How are severity levels assigned/determined for Prisma Cloud Governance Policies?
Environment
Prisma Cloud
Governance
Policies
Severity Level
Alert Prioritization
Answer
Policy severity is determined by assessing the extent of exploitability and the impact of the security issue across the following metrics:
Access Vector
Access Complexity
Authentication
Impact on Confidentiality, Integrity and Availability
Exploit level
Mitigation level
Likelihood of attack
Collateral Damage Potential
Policy Severity
Policy Severity Definition
Critical
Vulnerability or misconfiguration which can be exploited by an attacker that can result in a complete compromise or damage. A Critical severity alert typically requires immediate attention and should be fixed as soon as possible.
High
Vulnerability or misconfiguration which can be exploited by an attacker that can result in significant damage or compromise. A High severity alert should be fixed as soon as possible.
Medium
Vulnerability or misconfiguration that is not directly exploitable (requires some level of effort to exploit) or has a limited impact. A Medium severity alert should be addressed in a timely manner, but may not require immediate attention.
Low
Vulnerability or misconfiguration that is not directly exploitable (requires significant effort to exploit) and has minimal impact.
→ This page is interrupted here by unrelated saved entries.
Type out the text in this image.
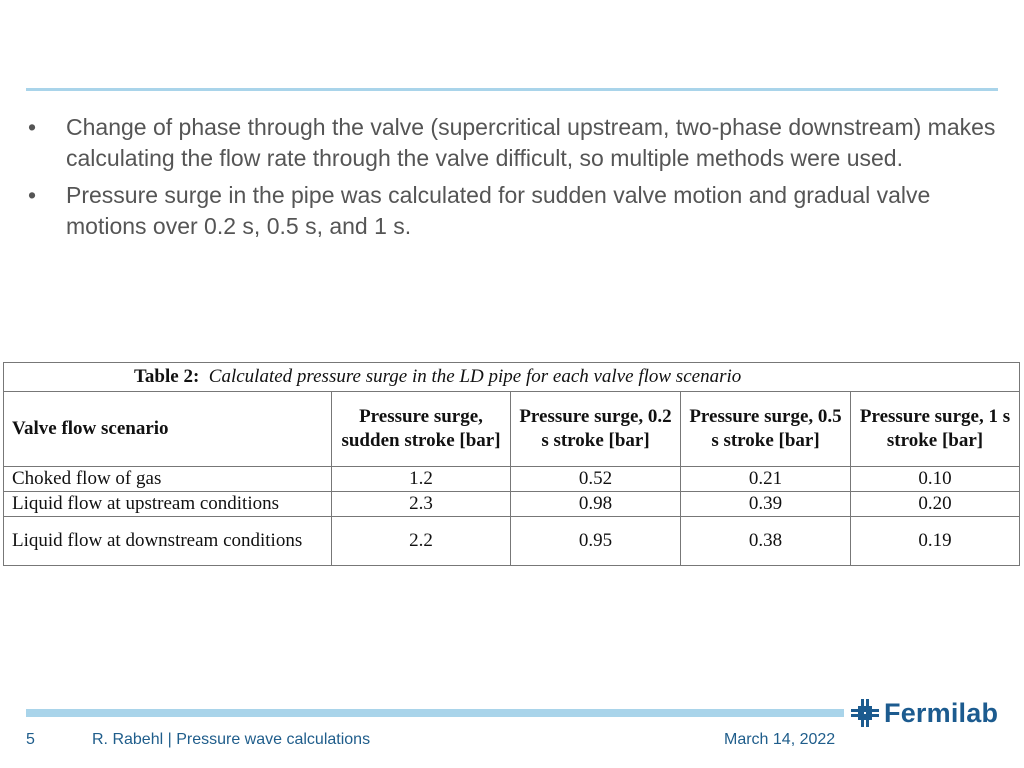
• Change of phase through the valve (supercritical upstream, two-phase downstream) makes calculating the flow rate through the valve difficult, so multiple methods were used.
• Pressure surge in the pipe was calculated for sudden valve motion and gradual valve motions over 0.2 s, 0.5 s, and 1 s.
Table 2: Calculated pressure surge in the LD pipe for each valve flow scenario				
Valve flow scenario	Pressure surge, sudden stroke [bar]	Pressure surge, 0.2 s stroke [bar]	Pressure surge, 0.5 s stroke [bar]	Pressure surge, 1 s stroke [bar]
Choked flow of gas	1.2	0.52	0.21	0.10
Liquid flow at upstream conditions	2.3	0.98	0.39	0.20
Liquid flow at downstream conditions	2.2	0.95	0.38	0.19
Fermilab
5	R. Rabehl | Pressure wave calculations	March 14, 2022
A Low severity alert may be addressed as part of a regular maintenance cycle and do not require immediate attention.
Informational
An Informational severity is not a direct security threat, but rather a security best practice or compliance recommendation, detection of service or port status, or a potential weakness that may require attention or monitoring. These alerts have lower severity than the other alerts but still need to be addressed based on customer's compliance requirements.